A seal whisker is shaped like a ripe bean-pod—a slightly flattened cylinder with smooth, regular bulges up and down the length. If you sliced it in two at the center of a bulge, the cross-section would be an ellipse; if you sliced it at a narrow place the cross-section would be a circle. The current theory is that these undulations each make their own small wake, instead of the single, powerful wake left by smooth whisker. Not only are the smaller wakes weaker, but they go in all different directions, so they can’t align to move the whisker. Sea lions, which have smooth-whiskers, can’t navigate with their whiskers alone, but seals with undulating whiskers can hunt even when blindfolded and ear-muffed by researchers.

By holding its whiskers perfectly steady, the seal can detect tiny swirls of turbulence that would otherwise be invisible. As a fish swims, a defined current unfolds in its wake, undulating through the water like a cracked whip. To a seal, this trail is as easy to follow as the track a snake leaves in the dust. “It’s like a signature,” said MIT’s Michael Triantafyllou. “They can tell what it is at a distance.”

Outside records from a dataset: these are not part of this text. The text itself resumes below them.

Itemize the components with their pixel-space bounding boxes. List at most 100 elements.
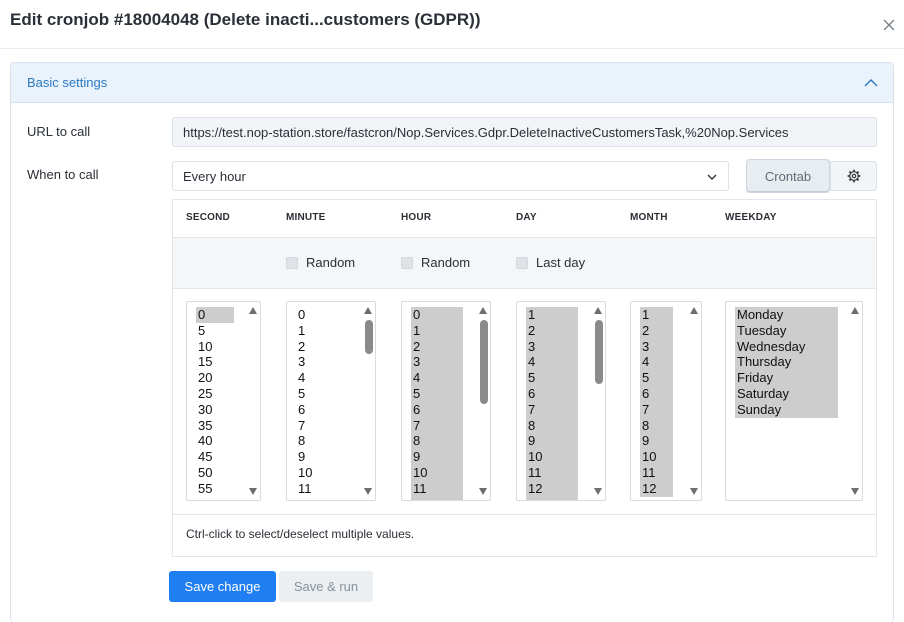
checkbox-box[interactable] bbox=[516, 256, 528, 269]
random-minute-checkbox[interactable]: Random bbox=[286, 255, 355, 270]
second-list-scrollbar[interactable] bbox=[246, 302, 260, 500]
list-option[interactable]: 6 bbox=[526, 385, 578, 402]
weekday-list-scrollbar[interactable] bbox=[848, 302, 862, 500]
list-option[interactable]: Wednesday bbox=[735, 338, 838, 355]
list-option[interactable]: 12 bbox=[296, 497, 356, 500]
settings-button[interactable] bbox=[830, 161, 877, 191]
list-option[interactable]: 3 bbox=[526, 338, 578, 355]
list-option[interactable]: 35 bbox=[196, 418, 234, 434]
list-option[interactable]: 10 bbox=[526, 449, 578, 465]
list-option[interactable]: 5 bbox=[526, 370, 578, 386]
list-option[interactable]: 6 bbox=[411, 401, 463, 418]
list-option[interactable]: 25 bbox=[196, 386, 234, 402]
checkbox-box[interactable] bbox=[401, 256, 413, 269]
hour-list-scrollbar[interactable] bbox=[476, 302, 490, 500]
list-option[interactable]: 7 bbox=[411, 417, 463, 434]
last-day-checkbox[interactable]: Last day bbox=[516, 255, 585, 270]
minute-options[interactable]: 0123456789101112 bbox=[296, 307, 356, 500]
list-option[interactable]: 10 bbox=[640, 449, 673, 465]
list-option[interactable]: 3 bbox=[411, 354, 463, 371]
list-option[interactable]: 50 bbox=[196, 465, 234, 481]
list-option[interactable]: 11 bbox=[296, 481, 356, 497]
list-option[interactable]: 5 bbox=[640, 370, 673, 386]
list-option[interactable]: 10 bbox=[296, 465, 356, 481]
list-option[interactable]: 55 bbox=[196, 481, 234, 497]
month-options[interactable]: 1 2 3 4 5 6 7 8 9 10 11 12 bbox=[640, 307, 673, 497]
basic-settings-header[interactable]: Basic settings bbox=[11, 63, 893, 103]
list-option[interactable]: 1 bbox=[526, 307, 578, 323]
list-option[interactable]: 5 bbox=[411, 385, 463, 402]
chevron-up-icon[interactable] bbox=[863, 76, 879, 90]
save-and-run-button[interactable]: Save & run bbox=[279, 571, 373, 602]
list-option[interactable]: 2 bbox=[640, 322, 673, 339]
list-option[interactable]: 5 bbox=[296, 386, 356, 402]
minute-list-scrollbar[interactable] bbox=[361, 302, 375, 500]
day-list-scrollbar[interactable] bbox=[591, 302, 605, 500]
list-option[interactable]: 3 bbox=[640, 338, 673, 355]
list-option[interactable]: 9 bbox=[296, 449, 356, 465]
list-option[interactable]: 9 bbox=[411, 449, 463, 465]
list-option[interactable]: 2 bbox=[296, 339, 356, 355]
when-select[interactable]: Every hour bbox=[172, 161, 729, 191]
list-option[interactable]: 0 bbox=[296, 307, 356, 323]
hour-list[interactable]: 0123456789101112 bbox=[401, 301, 491, 501]
list-option[interactable]: 10 bbox=[196, 339, 234, 355]
list-option[interactable]: 1 bbox=[411, 322, 463, 339]
list-option[interactable]: 4 bbox=[411, 370, 463, 386]
list-option[interactable]: 45 bbox=[196, 449, 234, 465]
list-option[interactable]: 8 bbox=[296, 433, 356, 449]
list-option[interactable]: 12 bbox=[640, 480, 673, 497]
close-button[interactable] bbox=[878, 14, 900, 36]
list-option[interactable]: 30 bbox=[196, 402, 234, 418]
list-option[interactable]: 12 bbox=[526, 480, 578, 497]
list-option[interactable]: Sunday bbox=[735, 401, 838, 418]
weekday-list[interactable]: Monday Tuesday Wednesday Thursday Friday Satu… bbox=[725, 301, 863, 501]
list-option[interactable]: 4 bbox=[526, 354, 578, 371]
list-option[interactable]: 0 bbox=[411, 307, 463, 323]
list-option[interactable]: 9 bbox=[640, 433, 673, 450]
list-option[interactable]: 20 bbox=[196, 370, 234, 386]
list-option[interactable]: 12 bbox=[411, 496, 463, 500]
list-option[interactable]: 8 bbox=[411, 433, 463, 450]
hour-options[interactable]: 0123456789101112 bbox=[411, 307, 463, 500]
list-option[interactable]: 0 bbox=[196, 307, 234, 323]
checkbox-box[interactable] bbox=[286, 256, 298, 269]
list-option[interactable]: 8 bbox=[526, 417, 578, 434]
random-hour-checkbox[interactable]: Random bbox=[401, 255, 470, 270]
list-option[interactable]: Friday bbox=[735, 370, 838, 386]
save-change-button[interactable]: Save change bbox=[169, 571, 276, 602]
second-options[interactable]: 0 5 10 15 20 25 30 35 40 45 50 55 bbox=[196, 307, 234, 497]
list-option[interactable]: Saturday bbox=[735, 385, 838, 402]
list-option[interactable]: 9 bbox=[526, 433, 578, 450]
month-list-scrollbar[interactable] bbox=[687, 302, 701, 500]
list-option[interactable]: Tuesday bbox=[735, 322, 838, 339]
list-option[interactable]: 4 bbox=[296, 370, 356, 386]
list-option[interactable]: 7 bbox=[526, 401, 578, 418]
list-option[interactable]: 7 bbox=[640, 401, 673, 418]
day-options[interactable]: 12345678910111213 bbox=[526, 307, 578, 500]
list-option[interactable]: 2 bbox=[526, 322, 578, 339]
list-option[interactable]: 5 bbox=[196, 323, 234, 339]
list-option[interactable]: 15 bbox=[196, 354, 234, 370]
list-option[interactable]: 11 bbox=[640, 464, 673, 481]
day-list[interactable]: 12345678910111213 bbox=[516, 301, 606, 501]
list-option[interactable]: 11 bbox=[411, 480, 463, 497]
list-option[interactable]: 6 bbox=[640, 385, 673, 402]
list-option[interactable]: 2 bbox=[411, 338, 463, 355]
list-option[interactable]: 13 bbox=[526, 496, 578, 500]
minute-list[interactable]: 0123456789101112 bbox=[286, 301, 376, 501]
list-option[interactable]: 1 bbox=[640, 307, 673, 323]
list-option[interactable]: 40 bbox=[196, 433, 234, 449]
list-option[interactable]: 3 bbox=[296, 354, 356, 370]
crontab-button[interactable]: Crontab bbox=[746, 159, 830, 193]
list-option[interactable]: 4 bbox=[640, 354, 673, 371]
weekday-options[interactable]: Monday Tuesday Wednesday Thursday Friday Satu… bbox=[735, 307, 838, 418]
list-option[interactable]: 10 bbox=[411, 464, 463, 481]
list-option[interactable]: 7 bbox=[296, 418, 356, 434]
month-list[interactable]: 1 2 3 4 5 6 7 8 9 10 11 12 bbox=[630, 301, 702, 501]
list-option[interactable]: 11 bbox=[526, 464, 578, 481]
list-option[interactable]: 6 bbox=[296, 402, 356, 418]
list-option[interactable]: Monday bbox=[735, 307, 838, 323]
second-list[interactable]: 0 5 10 15 20 25 30 35 40 45 50 55 bbox=[186, 301, 261, 501]
url-input[interactable] bbox=[172, 117, 877, 147]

Triantafyllou is one of the pioneers of biologically-inspired marine engineering, and Reinhart cites his work both in his recent paper and in conversation. Research by Triantafyllou, Reinhart, and many others supports the idea that the undulations in seal whiskers are the key to their remarkable stability, but that wasn’t enough information to start building multi-million dollar bridges and drilling platforms. Reinhart’s recent paper focuses on finding the exact parameters of the whisker so they can be applied to human technologies—the kind of fiddly measurement work that is vital, but not usually very exciting.

But Reinhart found something thrilling in his measurements. The proportions of the whisker, produced by millions of years of natural selection, were precisely what several different groups of engineers had calculated to be ideal for reducing vibration. Evolution and human problem solving had collided at the same solution.

“There’s this small aspect of this really complex geometry that’s found in nature, and it just so happens to match—it’s dumfounding,” Reinhart said. “There’s some really amazing things happening in nature, and we don’t even really know most of the time.”

“The ideas never stop coming,” Triantafyllou said. “The question is not whether there are such applications, it’s whether we have the knowledge and understanding to do something about it.”